1-Methyl-4-phenylpyridinium ion (MPP⁺)-induced neurotoxicity produces cellular damage resembling that encountered in Parkinson’s disease. The mechanisms of cellular death after MPP⁺ include the participation of oxidative stress in the loss of dopaminergic neurons. Among the mechanisms of defense against oxidative stress, several copper-dependent proteins have been implicated: Cu/Zn-SOD, ceruloplasmin, and metallothionein. Another important mechanism of damage, is MPP + interference with mitochondrial respiration. Both, oxidative stress and inhibition of mitochondrial respiration may trigger apoptosis in the neurons after MPP⁺. The aim of the present study was to characterize the time-course of apoptosis induced by MPP⁺ to determine if copper sulfate pretreatment is able to prevent the activation of caspases and decreased the neuronal apoptosis. MPP⁺ was microinjected into rat striatum using a stereotactic frame. The results showed increased activities of caspases 8, 9 and 3, between 72–120 hours after administration of MPP⁺, both in striatum and midbrain. After this study, we tested the effect of CuSO₄ on MPP⁺ neurotoxicity, showing a diminution of the apoptotic damage induced by MPP⁺, decreased levels of enzymatic activity of caspases: 8 (-34 and -25 %), 9 (-25 and -42 %) and 3 (-40 and -29 %) in striatum and midbrain, respectively. Finally, we performed an immunohistochemical analysis, evidencing a decreased number of apoptotic cells in the groups pretreated with copper sulfate pretreatment compared to the control group. With these findings, it is concluded that pretreatment with copper sulfate may be a good alternative to prevent MPP⁺-induced apoptosis.

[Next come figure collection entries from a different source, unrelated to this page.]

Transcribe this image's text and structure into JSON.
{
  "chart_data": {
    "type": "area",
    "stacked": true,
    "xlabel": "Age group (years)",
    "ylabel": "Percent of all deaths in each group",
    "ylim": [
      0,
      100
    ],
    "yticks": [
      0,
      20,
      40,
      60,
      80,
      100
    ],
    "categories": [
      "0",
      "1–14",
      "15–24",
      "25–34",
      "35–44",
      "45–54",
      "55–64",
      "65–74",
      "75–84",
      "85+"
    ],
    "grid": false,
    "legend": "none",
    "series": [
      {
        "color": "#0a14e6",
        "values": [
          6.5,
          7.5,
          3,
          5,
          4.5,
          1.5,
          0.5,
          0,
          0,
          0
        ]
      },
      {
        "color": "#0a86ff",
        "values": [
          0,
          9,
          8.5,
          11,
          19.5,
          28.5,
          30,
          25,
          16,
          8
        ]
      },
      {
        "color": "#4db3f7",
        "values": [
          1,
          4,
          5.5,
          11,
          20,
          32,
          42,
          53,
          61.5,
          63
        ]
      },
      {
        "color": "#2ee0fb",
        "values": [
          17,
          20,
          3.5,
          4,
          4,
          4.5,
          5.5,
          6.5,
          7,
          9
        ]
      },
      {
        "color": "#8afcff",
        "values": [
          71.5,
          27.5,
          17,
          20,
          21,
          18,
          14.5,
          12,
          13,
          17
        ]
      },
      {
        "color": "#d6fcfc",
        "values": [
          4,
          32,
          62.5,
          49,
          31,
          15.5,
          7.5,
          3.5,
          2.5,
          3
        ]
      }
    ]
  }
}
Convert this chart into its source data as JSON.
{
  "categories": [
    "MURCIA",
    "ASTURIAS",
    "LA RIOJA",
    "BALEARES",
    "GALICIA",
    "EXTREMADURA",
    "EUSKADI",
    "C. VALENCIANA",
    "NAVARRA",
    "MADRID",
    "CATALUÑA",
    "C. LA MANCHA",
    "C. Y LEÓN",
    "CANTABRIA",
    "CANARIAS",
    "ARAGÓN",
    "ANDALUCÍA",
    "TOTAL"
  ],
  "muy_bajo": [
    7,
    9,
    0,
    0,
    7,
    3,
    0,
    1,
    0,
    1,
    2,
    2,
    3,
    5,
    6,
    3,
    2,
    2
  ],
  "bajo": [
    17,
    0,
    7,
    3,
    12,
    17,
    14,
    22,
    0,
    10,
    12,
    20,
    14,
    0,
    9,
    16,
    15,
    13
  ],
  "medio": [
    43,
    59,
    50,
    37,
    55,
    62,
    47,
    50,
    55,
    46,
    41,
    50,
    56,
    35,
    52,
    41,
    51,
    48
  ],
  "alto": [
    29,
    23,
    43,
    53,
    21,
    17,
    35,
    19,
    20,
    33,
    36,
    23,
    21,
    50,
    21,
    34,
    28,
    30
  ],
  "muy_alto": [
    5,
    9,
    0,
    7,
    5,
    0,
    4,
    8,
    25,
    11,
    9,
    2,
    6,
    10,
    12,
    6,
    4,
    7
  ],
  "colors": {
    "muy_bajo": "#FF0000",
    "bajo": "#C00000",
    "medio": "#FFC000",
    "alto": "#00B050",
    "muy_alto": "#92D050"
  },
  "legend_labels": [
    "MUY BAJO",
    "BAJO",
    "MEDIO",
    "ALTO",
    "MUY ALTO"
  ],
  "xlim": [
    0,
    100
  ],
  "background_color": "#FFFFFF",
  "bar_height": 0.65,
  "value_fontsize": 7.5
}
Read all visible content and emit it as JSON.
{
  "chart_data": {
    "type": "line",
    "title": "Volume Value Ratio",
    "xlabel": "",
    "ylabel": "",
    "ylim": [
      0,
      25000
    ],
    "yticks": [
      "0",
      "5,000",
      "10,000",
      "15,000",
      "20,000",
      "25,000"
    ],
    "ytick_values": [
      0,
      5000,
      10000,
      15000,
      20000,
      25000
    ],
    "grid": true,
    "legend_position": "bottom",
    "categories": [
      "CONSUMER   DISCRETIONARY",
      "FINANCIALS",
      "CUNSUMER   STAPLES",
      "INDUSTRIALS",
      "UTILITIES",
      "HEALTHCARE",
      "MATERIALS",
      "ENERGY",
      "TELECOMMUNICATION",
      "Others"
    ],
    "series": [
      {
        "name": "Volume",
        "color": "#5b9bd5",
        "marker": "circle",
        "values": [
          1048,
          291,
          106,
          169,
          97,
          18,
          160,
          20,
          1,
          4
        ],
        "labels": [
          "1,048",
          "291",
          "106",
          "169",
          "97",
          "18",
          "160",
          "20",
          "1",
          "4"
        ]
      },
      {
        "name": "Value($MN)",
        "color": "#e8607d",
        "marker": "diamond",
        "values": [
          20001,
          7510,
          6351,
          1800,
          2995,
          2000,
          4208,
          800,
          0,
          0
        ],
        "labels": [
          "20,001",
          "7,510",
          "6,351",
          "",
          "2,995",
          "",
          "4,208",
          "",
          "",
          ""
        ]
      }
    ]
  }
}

1-甲基-4-苯基吡啶鎓离子 (MPP ⁺ ) 诱导的神经毒性产生类似于帕金森病中遇到的细胞损伤。MPP ⁺后细胞死亡的机制包括氧化应激参与多巴胺能神经元的丧失。在抵御氧化应激的机制中，涉及几种铜依赖性蛋白质：Cu/Zn-SOD、铜蓝蛋白和金属硫蛋白。另一个重要的损伤机制是 MPP + 干扰线粒体呼吸。MPP ⁺后，氧化应激和线粒体呼吸抑制都可能引发神经元凋亡。本研究的目的是表征 MPP ⁺诱导的细胞凋亡的时间过程以确定硫酸铜预处理是否能够阻止半胱天冬酶的激活并减少神经元凋亡。使用立体定向框架将MPP ⁺显微注射到大鼠纹状体中。结果显示，在施用 MPP ⁺后 72-120 小时，纹状体和中脑中caspase 8、9 和 3 的活性增加。在这项研究之后，我们测试了 CuSO ₄对 MPP ⁺神经毒性的影响，表明 MPP ⁺诱导的细胞凋亡损伤减少, caspase 的酶活性水平降低：纹状体和中脑分别为 8（-34 和 -25 %）、9（-25 和 -42 %）和 3（-40 和 -29 %）。最后，我们进行了免疫组织化学分析，证明与对照组相比，硫酸铜预处理组的凋亡细胞数量减少。根据这些发现，可以得出结论，用硫酸铜预处理可能是防止 MPP ⁺诱导的细胞凋亡的良好替代方案。